御器谷法律事務所

薬事法平成18年改正とは、

1. 平成18年薬事法改正
 平成18年に、薬事法が改正され、一般用医薬品の販売方法の規制等につき、大きく変更されました。
 これは、従前、薬局は薬店等でしか売ることのできなかった一般用医薬品(風邪薬や鎮痛剤などの市販薬)を、休日や深夜でも消費者が買えるようにと、利便性を求める声に応えて、一般小売店でも販売できるように、これまでの規制を緩和したものです。この規制緩和に合わせて、医薬品の販売方法についてもいくつかの改正がされました。

2. 一般医薬品の新たな小売販売制度
 平成18年薬事法改正の目玉ともいえるものが、この小売販売制度の改正です。
 まず、薬事法では医薬品を販売するには、「薬局」又は「医薬品の販売業」の許可を受ける必要があると定められており(薬事法25条)、その「医薬品の販売業」の許可として、「店舗販売」の許可と、「配置販売業」の許可に分けられることとなりました(改正薬事法25条。従前は、「一般販売業」、「薬種商販売業」、「配置販売業」、「特例販売業」の4つの業態が定められていました。)
 そして、店舗販売業は、店舗ごとにこの許可を受ける必要があり、店舗には薬剤師又は登録販売者を置かなければならない、とされています(改正薬事法26条2項)。一方配置販売業については、薬剤師又は登録販売者が配置販売をしなくてはならない、とされています(改正薬事法30条2項)。
 登録販売者とは、今回の改正によって設けられた資格制度で、厚生労働省が行う試験に合格し、都道府県知事の登録を受けた者のことをいいます(改正薬事法36条の4)。
 したがって、この登録販売者を店舗に置いて、店舗販売業の許可を受けることで、薬剤師のいないコンビニ等の一般小売店でも一般用医薬品の販売ができることとなったのです。
 なお、従前の、薬局以外の店舗での医薬品の販売形態であった薬種商販売業者は、今回の改正によって店舗販売業者となるため、店舗に薬剤師又は登録販売者を置かなければならないこととなりましたが、経過措置として、これまでの薬種商販売業者の資格であった薬種商試験の合格者については、登録販売者とみなされることとなりました。

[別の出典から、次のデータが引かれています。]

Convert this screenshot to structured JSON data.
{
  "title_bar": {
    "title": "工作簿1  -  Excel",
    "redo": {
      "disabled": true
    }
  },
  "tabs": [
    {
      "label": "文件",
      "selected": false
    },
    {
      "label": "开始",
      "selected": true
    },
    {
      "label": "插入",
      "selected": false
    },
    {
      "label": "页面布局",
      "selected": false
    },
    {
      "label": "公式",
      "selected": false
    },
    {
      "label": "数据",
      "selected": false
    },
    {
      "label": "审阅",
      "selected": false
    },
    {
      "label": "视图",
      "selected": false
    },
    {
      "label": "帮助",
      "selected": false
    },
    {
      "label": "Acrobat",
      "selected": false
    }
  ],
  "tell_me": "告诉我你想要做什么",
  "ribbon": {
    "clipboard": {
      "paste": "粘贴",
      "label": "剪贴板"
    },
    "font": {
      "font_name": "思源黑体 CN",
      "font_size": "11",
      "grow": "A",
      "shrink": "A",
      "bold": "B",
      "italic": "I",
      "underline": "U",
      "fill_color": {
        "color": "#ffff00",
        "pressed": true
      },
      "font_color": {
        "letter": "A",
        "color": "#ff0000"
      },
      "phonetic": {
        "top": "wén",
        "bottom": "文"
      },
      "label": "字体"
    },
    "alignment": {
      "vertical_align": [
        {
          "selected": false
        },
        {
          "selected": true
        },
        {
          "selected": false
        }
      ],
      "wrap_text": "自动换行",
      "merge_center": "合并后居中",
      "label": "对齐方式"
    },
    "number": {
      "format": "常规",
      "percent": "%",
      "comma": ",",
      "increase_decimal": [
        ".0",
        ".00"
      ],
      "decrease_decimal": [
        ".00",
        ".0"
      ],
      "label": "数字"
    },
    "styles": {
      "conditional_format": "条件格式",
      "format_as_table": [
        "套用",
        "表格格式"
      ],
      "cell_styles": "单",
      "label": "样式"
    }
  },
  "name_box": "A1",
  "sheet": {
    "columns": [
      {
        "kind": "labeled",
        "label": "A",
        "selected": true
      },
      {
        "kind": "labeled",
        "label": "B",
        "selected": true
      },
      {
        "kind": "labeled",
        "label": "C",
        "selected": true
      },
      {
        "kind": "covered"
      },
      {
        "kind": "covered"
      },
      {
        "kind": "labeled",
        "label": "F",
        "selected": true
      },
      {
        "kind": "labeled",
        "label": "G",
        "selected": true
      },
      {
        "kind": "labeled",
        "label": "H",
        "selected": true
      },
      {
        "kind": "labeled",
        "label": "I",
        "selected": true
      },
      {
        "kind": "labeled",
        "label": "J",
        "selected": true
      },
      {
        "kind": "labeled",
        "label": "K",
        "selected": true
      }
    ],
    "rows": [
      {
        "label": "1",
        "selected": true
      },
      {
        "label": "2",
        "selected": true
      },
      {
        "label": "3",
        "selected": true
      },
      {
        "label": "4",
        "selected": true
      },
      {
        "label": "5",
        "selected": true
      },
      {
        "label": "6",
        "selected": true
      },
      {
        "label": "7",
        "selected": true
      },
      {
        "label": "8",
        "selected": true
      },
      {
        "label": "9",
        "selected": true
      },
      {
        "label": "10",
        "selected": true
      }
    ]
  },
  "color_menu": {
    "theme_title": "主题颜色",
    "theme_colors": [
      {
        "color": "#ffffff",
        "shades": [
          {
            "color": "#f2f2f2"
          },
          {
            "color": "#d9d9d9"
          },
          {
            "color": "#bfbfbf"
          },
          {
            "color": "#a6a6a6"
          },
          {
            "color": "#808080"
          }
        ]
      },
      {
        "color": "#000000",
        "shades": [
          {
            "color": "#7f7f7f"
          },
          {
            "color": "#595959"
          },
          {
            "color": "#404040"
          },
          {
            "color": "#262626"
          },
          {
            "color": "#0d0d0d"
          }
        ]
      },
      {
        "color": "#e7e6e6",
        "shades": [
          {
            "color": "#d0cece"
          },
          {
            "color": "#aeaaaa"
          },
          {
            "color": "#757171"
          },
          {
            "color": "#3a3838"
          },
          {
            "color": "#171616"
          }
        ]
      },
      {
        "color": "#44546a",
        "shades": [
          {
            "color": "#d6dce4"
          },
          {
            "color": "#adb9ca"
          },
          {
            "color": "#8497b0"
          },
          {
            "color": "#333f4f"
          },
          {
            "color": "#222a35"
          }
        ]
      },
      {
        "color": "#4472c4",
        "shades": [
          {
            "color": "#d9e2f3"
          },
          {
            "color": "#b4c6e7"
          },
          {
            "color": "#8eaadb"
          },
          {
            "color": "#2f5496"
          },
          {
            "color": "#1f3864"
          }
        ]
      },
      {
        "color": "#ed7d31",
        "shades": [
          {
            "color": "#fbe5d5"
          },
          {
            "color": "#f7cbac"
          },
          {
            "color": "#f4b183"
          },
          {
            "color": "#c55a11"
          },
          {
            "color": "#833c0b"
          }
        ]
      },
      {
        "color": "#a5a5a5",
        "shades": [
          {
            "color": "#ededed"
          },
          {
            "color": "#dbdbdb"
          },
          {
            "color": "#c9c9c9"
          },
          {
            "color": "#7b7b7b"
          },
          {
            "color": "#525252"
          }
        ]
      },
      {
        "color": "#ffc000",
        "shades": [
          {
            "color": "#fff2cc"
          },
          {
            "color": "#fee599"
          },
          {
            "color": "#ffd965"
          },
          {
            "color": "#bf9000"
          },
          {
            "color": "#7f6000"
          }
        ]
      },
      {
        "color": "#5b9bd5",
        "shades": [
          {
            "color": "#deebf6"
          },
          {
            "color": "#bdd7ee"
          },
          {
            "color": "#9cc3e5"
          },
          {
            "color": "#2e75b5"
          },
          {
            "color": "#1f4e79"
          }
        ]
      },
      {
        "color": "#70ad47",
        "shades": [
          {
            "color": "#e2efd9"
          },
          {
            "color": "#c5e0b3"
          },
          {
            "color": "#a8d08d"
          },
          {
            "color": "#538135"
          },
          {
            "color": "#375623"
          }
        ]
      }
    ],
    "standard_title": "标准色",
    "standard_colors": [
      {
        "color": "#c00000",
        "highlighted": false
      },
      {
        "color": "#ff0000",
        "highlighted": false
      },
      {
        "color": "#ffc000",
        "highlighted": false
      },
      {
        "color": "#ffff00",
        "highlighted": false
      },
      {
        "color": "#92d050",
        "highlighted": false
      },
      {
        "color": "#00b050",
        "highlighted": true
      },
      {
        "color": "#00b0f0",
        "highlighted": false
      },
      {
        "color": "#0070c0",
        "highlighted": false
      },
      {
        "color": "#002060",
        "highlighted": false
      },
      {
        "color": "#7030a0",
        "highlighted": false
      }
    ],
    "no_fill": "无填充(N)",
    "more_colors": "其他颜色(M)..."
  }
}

また、既存の配置販売業者については、新たに許可を取得する場合でない限り、登録販売者を雇用しなくても、これまでと同じ条件で配置販売業を営業することができることとされています。

3. 一般医薬品のリスクによる分類
 一般医薬品が、コンビニ等の一般小売店で販売できるようになったことに対応し、改正薬事法はその販売方法についての規定を置くこととしました。
 まず、一般医薬品と一口に言っても、多種多様なものがあるため(薬事法改正を進めた「規制改革・民間開放推進会議」の答申書によると、平成16年時点で1万3000品目あったとされています。)、改正薬事法では、これらを副作用の発生状況や、使用の難しさ等により、第一類医薬品から第三類医薬品までに分類しました(改正薬事法36条の3)。
 例えば、
 (1) 第一類:制酸薬(胃薬)、一部の育毛剤等
 (2) 第二類:総合感冒薬(風邪薬)、一部の湿布薬、漢方薬等
 (3) 第三類:目薬、ビタミン剤等
といったような分類がされています。
 そして、医薬品を販売する者は、この分類に応じて医薬品を区分して陳列しなければならないこととされました(改正薬事法51条の2)。また、外箱や瓶等の容器・包装に、この分類を表示することが義務づけられています(改正薬事法50条の6)。
 なお、第一類医薬品は、そのリスクの高さのために、必ず薬剤師によって販売されなければならない、とされています(改正薬事法36条の5)。
 平成21年2月6日、厚生労働省は薬事法の改正に対応して、一般用医薬品の販売方法の詳細を定めた省令を公布しました。同省令により、第一類と第二類の医薬品につき、インターネットや電話注文による通信販売が禁止され、第一類医薬品は薬剤師が、第二類医薬品は薬剤師又は登録販売者が、店頭で販売することを原則とすることとされました。
 通信販売が禁止される医薬品には、風邪薬や漢方薬等も含まれ、その対象は700種類以上になります。
 副作用等のリスクの低い、整腸薬やビタミン剤等の第三類医薬品は、従来どおり通信販売が認められています。